MY WORD FOR 2022 IN HINDSIGHT

December 31, 2022

In 2022, I (Jeff Teichert) decided to choose a word to focus on for the year. The word that kept coming to me as I thought about the choice was "sanctify."

Little did I know at the time that 2022 would bring painful losses in three generations of my family--including my son. When my good friend, Jack Brotherson, lost a son in his twenties in a tragic car accident, he said "I've never begrudged God anything He asked of me. But I never thought I would be asked to tithe a son." Of course there are biblical precedents where Abraham was asked to sacrifice Isaac or where God, Himself, gave His Only Begotten Son. We all call God "Father." But Yeshua was his Only "Begotten" Son.

In the course of my adult life, I have collected a few children who call me "Dad" or think of me in that way. I love each of them and I am grateful for them. But I only have two "begotten" children. To lose one of them at age 24 is very difficult.

As some of you know, my father and I both lost our mothers in 2022. My grandmother was almost 103 years old. My mother was 86 years old when she died two days before Christmas 2022.

What sanctifies a loss as significant as a parent, a grandparent, or a child? I believe it is sanctifying to humbly declare that God knows best and to say, as Yeshua did, "not my will but thine be done."

I also believe that some wounds are sanctifying. For the rest of my life, I will carry a wound in my heart for the loss of my beloved son. Of course it will heal and become a scar. But it will never go away. I don't want it to go away. A wound in my heart is a reminder of the love I have for my son. When we give our pain that meaning, it is beautiful . . .and sanctified. Jesus Christ chose to keep the wounds in His hands as a reminder of His loving sacrifice for the rest of us. Even before His birth He prophesied the meaning of the tokens in His hands saying "Behold, I have graven thee upon the palms of my hands" (Isaiah 49:16).

I do not suggest that anyone just sit around and focus on grief for 40 years like Queen Victoria did. That's neither healthy nor productive. But, a wound in your heart will surface from time to time and give you a moment of tears, even years later. I have experienced this from time to time, even recently, in relation to my little brother's death 29 years ago. I suggest that those tears are sanctifying and symbolic of bonds that are stronger than the cords of death.

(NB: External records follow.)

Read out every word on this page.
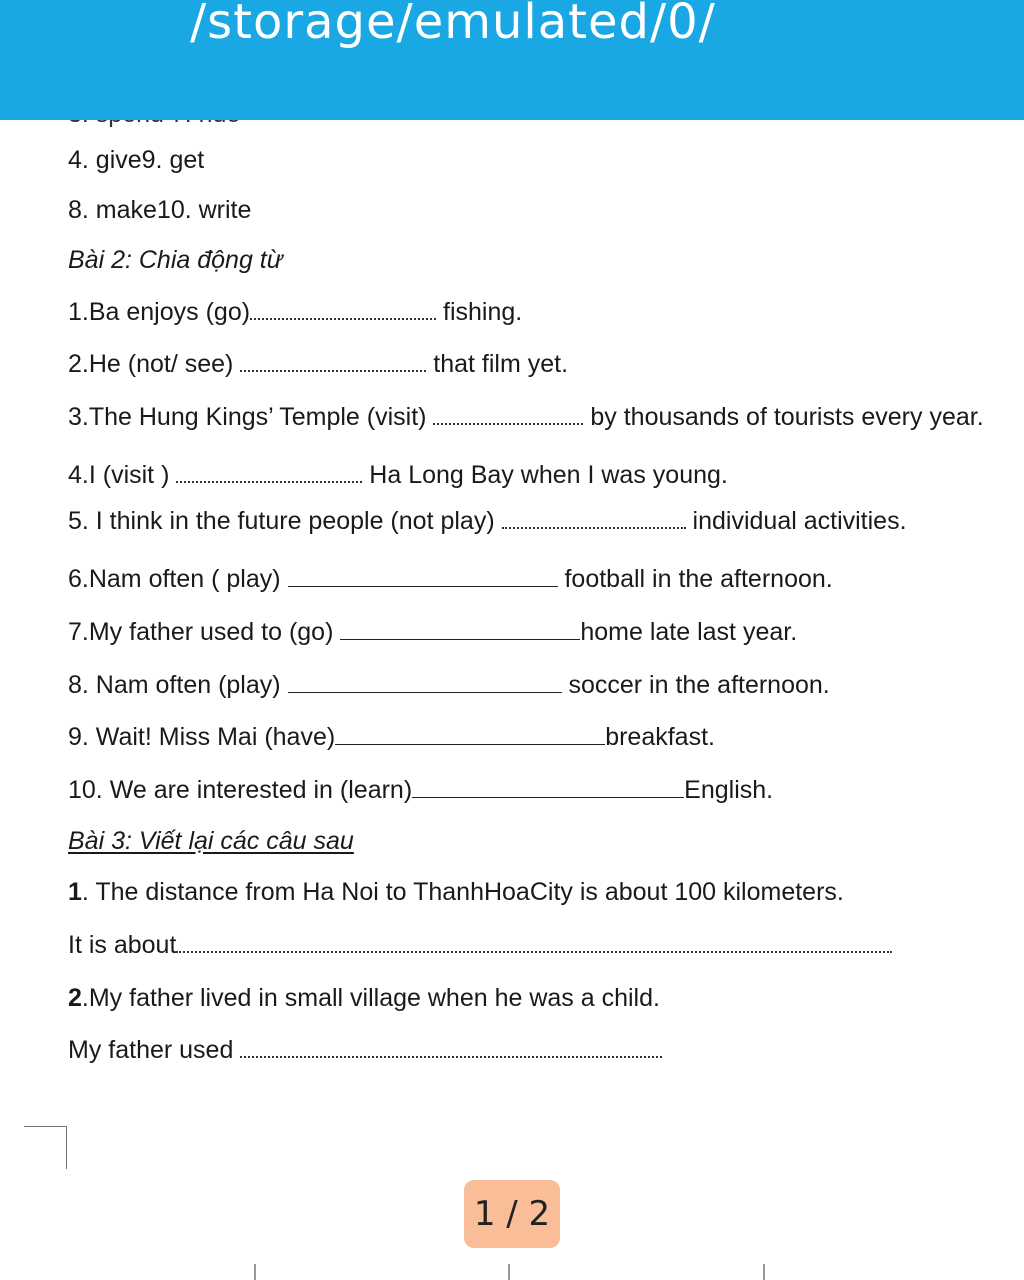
4. give9. get
8. make10. write
Bài 2: Chia động từ
1.Ba enjoys (go)	fishing.
2.He (not/ see)	that film yet.
3.The Hung Kings’ Temple (visit)	by thousands of tourists every year.
4.I (visit )	Ha Long Bay when I was young.
5. I think in the future people (not play)	individual activities.
6.Nam often ( play)	football in the afternoon.
7.My father used to (go)	home late last year.
8. Nam often (play)	soccer in the afternoon.
9. Wait! Miss Mai (have)	breakfast.
10. We are interested in (learn)	English.
Bài 3: Viết lại các câu sau
1. The distance from Ha Noi to ThanhHoaCity is about 100 kilometers.
It is about
2.My father lived in small village when he was a child.
My father used
/storage/emulated/0/
1 / 2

After 2022, I better understand (though on a much smaller scale) what it was like for God to sacrifice His Only Begotten Son. I had no choice in the matter. It was a lesson I wouldn't have chosen and didn't want to learn. But our love for God and willingness to let go of anything He asks from us, trusting that He knows best, is sanctifying. To sanctify means to "make holy." Consecration of that which we love to God makes it holy, and it makes us holy.

I don't mind saying that I hope I never have another year like 2022. But I will hold these losses in my heart and keep them close for the rest of my life.